Defenders have got virtually no chance of winning it. Permanent forwards are only a marginally better prospect: they at least have been represented three times in the past 50 years.

No, the Brownlow is invariably won by a midfielder or onballer, a player who wins a lot of the ball, is usually skilful and flashy, is constantly under the umpires’ nose, and often but not always has blond hair. It’s that simple, as the last 14 winners are testament to. Everyone else need not apply.

The favourite for tonight’s award at Crown Casino, Geelong’s Gary Ablett, happens to satisfy all those requirements. But Ablett, who manages to showcase his brilliance despite being tagged each week, would be a more than worthy winner.

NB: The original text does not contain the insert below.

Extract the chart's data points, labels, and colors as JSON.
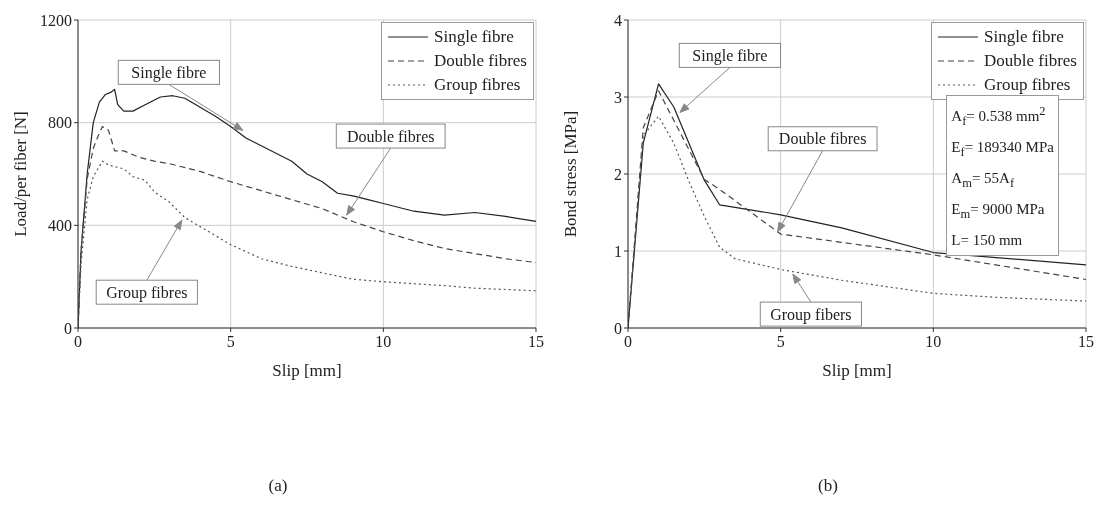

The same cannot necessarily be said of one or two former winners who have also hailed from the midfield. Shane Woewodin, Tony Liberatore, Paul Couch, Brad Hardie and Brian Wilson were all good players, to be sure, and coming off career-best seasons when they triumphed, but only their most ardent supporters would describe them as top-shelf, rolled-gold champions.

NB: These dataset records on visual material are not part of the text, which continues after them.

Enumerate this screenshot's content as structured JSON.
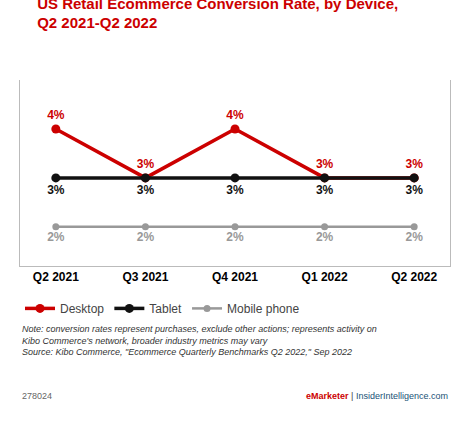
{
  "chart_data": {
    "type": "line",
    "title": {
      "text": "US Retail Ecommerce Conversion Rate, by Device,\nQ2 2021-Q2 2022",
      "color": "#cc0000"
    },
    "categories": [
      "Q2 2021",
      "Q3 2021",
      "Q4 2021",
      "Q1 2022",
      "Q2 2022"
    ],
    "series": [
      {
        "name": "Desktop",
        "color": "#cc0000",
        "values": [
          4,
          3,
          4,
          3,
          3
        ],
        "value_labels": [
          "4%",
          "3%",
          "4%",
          "3%",
          "3%"
        ]
      },
      {
        "name": "Tablet",
        "color": "#111111",
        "values": [
          3,
          3,
          3,
          3,
          3
        ],
        "value_labels": [
          "3%",
          "3%",
          "3%",
          "3%",
          "3%"
        ]
      },
      {
        "name": "Mobile phone",
        "color": "#999999",
        "values": [
          2,
          2,
          2,
          2,
          2
        ],
        "value_labels": [
          "2%",
          "2%",
          "2%",
          "2%",
          "2%"
        ]
      }
    ],
    "ylim": [
      1.2,
      5.0
    ],
    "tick_labels": "x",
    "grid": false,
    "legend": "bottom",
    "data_labels": true,
    "marker": "circle",
    "line_style": "solid",
    "annotations": [
      {
        "text": "Note: conversion rates represent purchases, exclude other actions; represents activity on\nKibo Commerce's network, broader industry metrics may vary\nSource: Kibo Commerce, \"Ecommerce Quarterly Benchmarks Q2 2022,\" Sep 2022",
        "color": "#333333"
      },
      {
        "text": "278024",
        "color": "#666666"
      },
      {
        "text": "eMarketer",
        "color": "#cc0000"
      },
      {
        "text": " | ",
        "color": "#444444"
      },
      {
        "text": "InsiderIntelligence.com",
        "color": "#1a5276"
      }
    ]
  }
}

Tony “Plugger” Lockett, the burly full-forward from St Kilda (and latterly of Sydney), was the last non-midfielder/onballer to win and that was back in 1987. The last two ruckmen to be draped in the tiny medal and its blue ribbon were Jim Stynes in 1991 and Scott Wynd in 1992.

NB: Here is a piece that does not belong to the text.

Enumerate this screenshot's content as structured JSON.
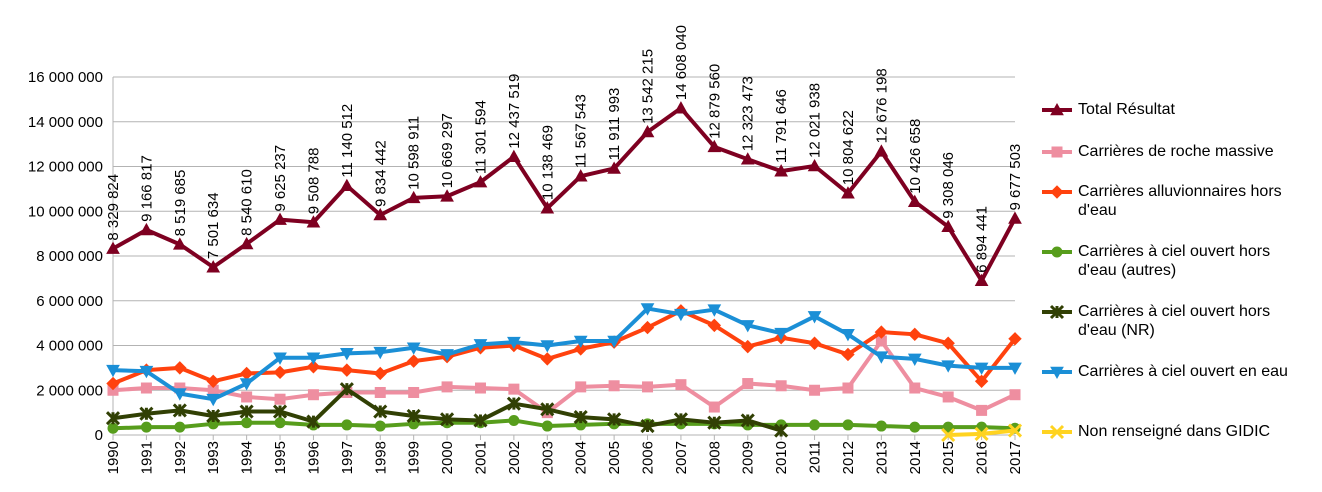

Backmen, the doughty defenders upon whom every good team relies, have been seriously under-represented in the Brownlow pantheon. Carlton’s centre half-back Gordon Collis may have been the last of their number to prevail, and that was in 1964. This, of course, is patently ridiculous. Steven Silvagni, Chris Langford, David Dench and Kelvin Moore all played full-back with distinction at various times in the past 30 years, and were crucial elements in their team’s premiership successes, but none of them ever looked like winning the Brownlow, much less polling double-figure votes.

In last year’s count, you had to go down to 19th place before you found a player who spent any time as a permanent backman and that was Adelaide’s Marty Mattner, whose dash off the half-back line made him a quasi-midfielder anyway.

Brisbane full-forward Jonathan Brown and Port Adelaide key-position player Chad Cornes are the biggest threats to the midfielders’ dominance this year. But that means polling better than Ablett, Brent Harvey, Jimmy Bartel, Sam Mitchell and others. If recent history is any guide, that will prove a tall order.

So they can leave the victory speech behind and content themselves with a free dinner and bevvy of Crown Lagers. And perhaps the thought that football’s most sought-after individual decoration should be re-named the Midfielders’ Medal, or Onballers’ Accolade. Or, if they’re feeling really cynical, maybe even the Bottle-Blond Bestowal.